The Dr. Peter Centre isn’t entirely the same as Insite, as it integrates the safe injection services into its existing clinic and offers a broad range of health and social services for patients living with HIV who also deal with mental health issues, homelessness and addictions.

And the proposed sites in Kelowna and Kamloops will be different again.

For one, they’re on a much smaller scope, which could make it more adaptive to the community’s needs something the health authority is trying to confirm now, speaking to the street population to learn whether they’ll even use the service.

There will also likely be blowback from the business community.
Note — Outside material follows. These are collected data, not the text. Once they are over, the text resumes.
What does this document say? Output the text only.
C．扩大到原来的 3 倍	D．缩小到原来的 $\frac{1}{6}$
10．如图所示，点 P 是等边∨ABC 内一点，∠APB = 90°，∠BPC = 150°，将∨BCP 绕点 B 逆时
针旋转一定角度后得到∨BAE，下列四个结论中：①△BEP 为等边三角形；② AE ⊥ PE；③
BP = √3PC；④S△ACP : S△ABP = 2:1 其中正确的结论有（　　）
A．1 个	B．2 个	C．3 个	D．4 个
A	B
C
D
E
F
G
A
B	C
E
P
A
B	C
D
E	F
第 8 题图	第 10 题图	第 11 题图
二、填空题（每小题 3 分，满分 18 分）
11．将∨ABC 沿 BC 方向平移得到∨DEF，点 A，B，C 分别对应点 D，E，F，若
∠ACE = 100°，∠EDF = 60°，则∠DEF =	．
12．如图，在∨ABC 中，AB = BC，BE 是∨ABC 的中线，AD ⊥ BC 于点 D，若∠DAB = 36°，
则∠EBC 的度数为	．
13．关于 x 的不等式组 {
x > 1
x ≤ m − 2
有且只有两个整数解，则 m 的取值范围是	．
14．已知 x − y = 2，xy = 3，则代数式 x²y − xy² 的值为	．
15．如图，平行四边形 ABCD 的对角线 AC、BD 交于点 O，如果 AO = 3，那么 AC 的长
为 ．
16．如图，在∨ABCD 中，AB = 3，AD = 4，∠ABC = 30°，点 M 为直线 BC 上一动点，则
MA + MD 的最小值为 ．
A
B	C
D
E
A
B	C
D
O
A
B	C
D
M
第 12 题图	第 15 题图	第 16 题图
The Downtown Kelowna Association has already stated their view on the proposed fixed location site.

“The DKA is opposed to a supervised consumption site being located on Leon, at the proposed 477 Leon location or anywhere else in that area,” said Dan Allen, president of the DKA.

“It has been the DKA’s number one priority for years to make that area safer for our members and the public, and to revitalize that area for development.

“The DKA is seriously concerned that a supervised consumption site at that location will undermine public safety in the Leon area and will present a roadblock to revitalization.”

Mayor Colin Basran has also raised questions about the location, namely whether it will bring more drug users to the area.

“Using published evidence and data that Vancouver has shared with us, those areas have not experienced an increase of users around site,” said Corneil.

“In the direct vicinity of the sites they find the number of maladaptive behaviours …littering of needles and so on… decreases,” he said.

“We’ve also spoken to business association in Vancouver. I remember the Chinatown business association and Downtown Eastside business association were opposed to the idea when (Insite) was introduced, but they came around and supported it after a few years.”

The service, he explained, gave drug users a place to go and shoot up other than in front of their shops and stores.

“Nobody wants that if they are a business owner,” said Corneil.

“And anybody who owns a business doesn’t want someone dying on the front steps of their business, either.”

Corneil said that they hope to get more information to those most affected in the days ahead.

“We are looking forward to opinions,” he said.

“This is not a done deal. We know people will be opposed.”